RETAIL trade union Usdaw has today (Friday 21 July) released the latest findings of their cost of living survey of over 6,000 key workers in retail and associated industries. It shows that while wages are failing to keep pace with stubbornly high inflation, the cost of living crisis continues to have a devastating impact on low-paid workers.
he rising cost of every day essentials such as food and clothes are piled on top of the sky-high prices of electricity, gas and transport. Now with interest rates also rising, pushing mortgage payments up and up, the cumulative effect on working people in Britain is taking its toll. In the starkest cost of living survey results yet:
a staggering 81.5% of members say they feel worse off now than they did 12 months ago, higher than 77% in 2022 and 39% in 2021.
76% are not able to afford to be take sick leave, 61% identify getting ill as a key concern.
70% say their children are missing out.
‘Still Struggling’ cost of living survey results 2023: www.usdaw.org.uk/CoL2023
Voices from the Frontline: Behind every statistic is a person struggling. These are some of the responses to the Usdaw cost of living survey…

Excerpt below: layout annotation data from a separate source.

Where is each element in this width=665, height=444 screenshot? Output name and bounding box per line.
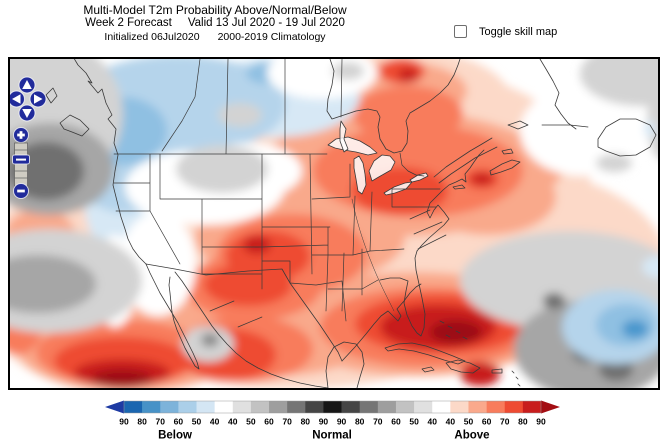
bahamas-antilles-path	[439, 320, 521, 387]
svg-text:50: 50	[192, 417, 202, 427]
geography-overlay	[45, 59, 657, 388]
svg-text:80: 80	[301, 417, 311, 427]
svg-text:40: 40	[427, 417, 437, 427]
climatology-label: 2000-2019 Climatology	[217, 31, 326, 43]
svg-text:70: 70	[156, 417, 166, 427]
pan-right-button[interactable]	[29, 90, 47, 108]
run-info: Initialized 06Jul2020 2000-2019 Climatolo…	[0, 31, 430, 43]
great-lakes-path	[327, 136, 429, 196]
atlantic-coastline-path	[416, 149, 485, 252]
handle-grip-icon	[16, 158, 26, 161]
us-mexico-border-path	[145, 263, 343, 362]
down-arrow-icon	[22, 109, 32, 118]
legend-colorbar	[124, 401, 542, 413]
zoom-in-button[interactable]	[13, 127, 29, 143]
toggle-skill-map-checkbox[interactable]	[454, 25, 467, 38]
james-bay-lake-path	[339, 120, 349, 153]
svg-text:90: 90	[337, 417, 347, 427]
left-arrow-icon	[12, 94, 21, 104]
svg-text:50: 50	[464, 417, 474, 427]
zoom-control	[12, 127, 30, 199]
svg-text:80: 80	[355, 417, 365, 427]
pan-control	[10, 76, 47, 122]
legend-category-below: Below	[158, 430, 192, 442]
map-canvas[interactable]	[10, 59, 658, 388]
svg-text:70: 70	[373, 417, 383, 427]
zoom-out-button[interactable]	[13, 183, 29, 199]
probability-field	[10, 59, 658, 388]
up-arrow-icon	[22, 80, 32, 89]
yucatan-outline-path	[325, 341, 365, 388]
svg-text:60: 60	[264, 417, 274, 427]
svg-text:40: 40	[446, 417, 456, 427]
svg-text:90: 90	[119, 417, 129, 427]
probability-legend: 90 80 70 60 50 40 40 50 60 70 80 90 90 80 70 60 50 40 40 50…	[105, 400, 560, 442]
legend-category-normal: Normal	[312, 430, 352, 442]
initialized-label: Initialized 06Jul2020	[104, 31, 200, 43]
newfoundland-outline-path	[597, 118, 657, 157]
svg-text:90: 90	[536, 417, 546, 427]
page-title: Multi-Model T2m Probability Above/Normal…	[83, 3, 347, 17]
state-borders-path	[113, 59, 447, 328]
legend-category-labels: Below Normal Above	[158, 430, 490, 442]
legend-category-above: Above	[454, 430, 489, 442]
legend-bar-outline	[123, 400, 542, 414]
forecast-week-label: Week 2 Forecast	[85, 17, 172, 29]
svg-text:40: 40	[210, 417, 220, 427]
svg-text:40: 40	[228, 417, 238, 427]
baja-coastline-path	[145, 263, 200, 370]
pan-left-button[interactable]	[10, 90, 25, 108]
svg-text:80: 80	[137, 417, 147, 427]
map-frame	[8, 57, 660, 390]
minus-icon	[17, 189, 25, 193]
right-arrow-icon	[34, 94, 43, 104]
mississippi-river-path	[351, 198, 395, 312]
svg-text:50: 50	[246, 417, 256, 427]
plus-icon	[17, 131, 25, 139]
pacific-coastline-path	[73, 59, 147, 265]
labrador-coastline-path	[539, 59, 589, 130]
nova-scotia-outline-path	[452, 120, 529, 190]
svg-text:60: 60	[391, 417, 401, 427]
toggle-skill-map-label: Toggle skill map	[479, 26, 558, 38]
st-lawrence-path	[433, 137, 498, 184]
map-nav-controls	[10, 76, 47, 199]
subtitle: Week 2 Forecast Valid 13 Jul 2020 - 19 Ju…	[0, 17, 430, 29]
pan-up-button[interactable]	[18, 76, 36, 94]
svg-text:60: 60	[174, 417, 184, 427]
hudson-bay-coastline-path	[326, 59, 461, 154]
zoom-slider-handle[interactable]	[12, 154, 30, 165]
mexico-coastline-path	[174, 271, 329, 388]
svg-text:90: 90	[319, 417, 329, 427]
legend-left-arrow	[105, 400, 124, 414]
florida-coastline-path	[379, 250, 426, 337]
svg-text:50: 50	[409, 417, 419, 427]
valid-range-label: Valid 13 Jul 2020 - 19 Jul 2020	[187, 17, 345, 29]
svg-text:70: 70	[282, 417, 292, 427]
gulf-coastline-path	[341, 283, 422, 362]
legend-right-arrow	[541, 400, 560, 414]
svg-text:70: 70	[500, 417, 510, 427]
west-islands-path	[45, 87, 90, 137]
svg-text:80: 80	[518, 417, 528, 427]
svg-text:60: 60	[482, 417, 492, 427]
legend-ticks: 90 80 70 60 50 40 40 50 60 70 80 90 90 80 70 60 50 40 40 50…	[119, 417, 546, 427]
pan-down-button[interactable]	[18, 104, 36, 122]
caribbean-islands-path	[384, 342, 503, 374]
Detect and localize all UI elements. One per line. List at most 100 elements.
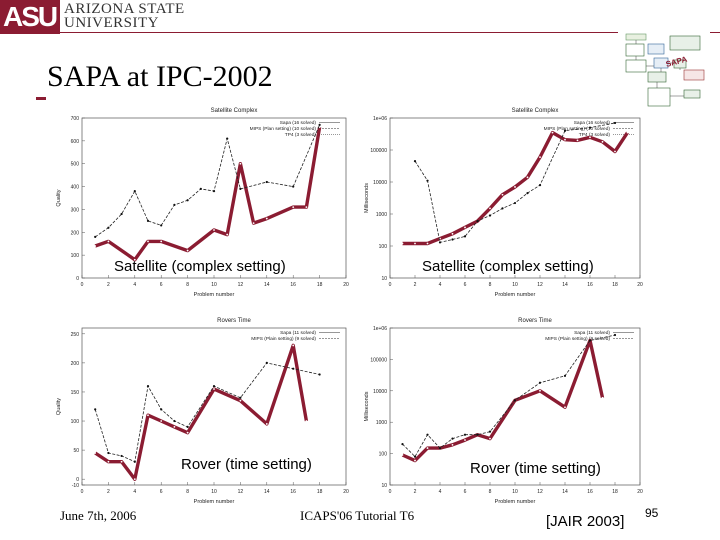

“The shame I felt bringing home a leaflet about food banks was unreal. A parent shouldn’t have to struggle to clothe their child.” Retail worker, Scotland.
“I am stressed and depressed, I can’t even afford to be sick because my job does not offer sick pay for the first 3 days.” Distribution Worker, East of England.
“At my age I shouldn’t be worrying about money and bills, it’s frightening. When is everything going to stop going up” Retail Worker, Wales.
“We can no longer afford to do anything, even on birthdays. We don’t feel we’re ‘living’ a life. Each day is a struggle.” Retail worker, Southern England.
“I feel so guilty letting my child down. We never have anyone round due to living in such poor accommodation.” Retail worker, Midlands.
“My kids now ask ‘can I have this, if you can afford it?’ I can’t hide money issues from them like I used to.” Warehouse worker, North East England.
“I can’t take any more away from my kids. They already suffer and I feel like I’m failing them as I can’t provide properly.” Retail Worker, Northern Ireland.
“We didn’t celebrate Christmas because I couldn’t afford the expense. There is nothing much to look forward to.” Retail Worker, North West England.
“I’m classed as a key worker, yet what I’m paid barely puts food on the table.” Retail Worker, Midlands.
Paddy Lillis – Usdaw General Secretary says: “These real-life testimonies are heart-breaking, yet the Government still tries to convince workers that the cost of living crisis is coming to an end. Usdaw’s latest survey results tell a very different story and it should be a matter of shame for Ministers that over 8 in 10 of our members feel worse off than last year. These are mainly key workers in the retail grocery industry who keep the nation fed, but are struggling to put food on their own table.
“Three-quarters of our members have a real fear of getting ill and many are using holidays to ensure their income still covers the bills. If we learnt nothing else from the pandemic, surely we must now have immediate reform of Statutory Sick Pay rules, so that sick people can take necessary time off work, have enough to live on and part time workers are not left without support.
“Statutory sick pay is paid at a miserly £109.40 per week. For many who work part-time while also caring for children or other family members, the minimum earnings threshold of £123 per week means they are not entitled to any sick pay at all. 84% of our members in receipt of in-work benefits reported that they could not afford to take time off work if they fall ill.
“Labour has already committed, within the first 100 days of coming into government, to increase Statutory Sick Pay and make it available to all workers, including those on low wages who are not eligible under the current rules. This is part of a comprehensive new deal for workers under Labour.
“Disturbingly nearly three-quarters of Usdaw members said that their children are missing out because money is too tight. Children not being able to engage in cultural and social enrichment can be another consequence of poverty. Children in working families are increasingly falling into poverty, with many respondents saying they feel shame at having to cut back on treats. 73% of families said they don’t expect to be able to afford a holiday this year, many have not been on holiday since Covid.
“These findings clearly show that those who are so essential to our economy and did so much to help the country through the pandemic, are at significant risk of being left further behind. Usdaw is calling on the Government to deliver a new deal for workers. The Tories have clearly demonstrated they will not provide the change our members desperately need, it’s time for a change, it’s time for Labour.”
Usdaw’s call for a New Deal for Workers includes:
Minimum wage of at least £12 per hour immediately, as a step towards £15 for all workers, ending rip-off youth rates.
Minimum contract of 16 hours per week, for everyone who wants it, that reflects normal hours worked and a ban on zero-hour contracts.
Better sick pay for all workers, from day one, at average earnings.
Protection at work and respect for shopworkers. Abuse is not a part of the job!
Proper social security system, Universal Credit does not provide an effective safety net.
Job security, with day one employment rights for unfair dismissal and significant improvements to redundancy protections.
Fair treatment and equality for all workers, including equal pay.
Voice at work, stop rogue employers refusing to engage with trade unions and end ‘fire and rehire’.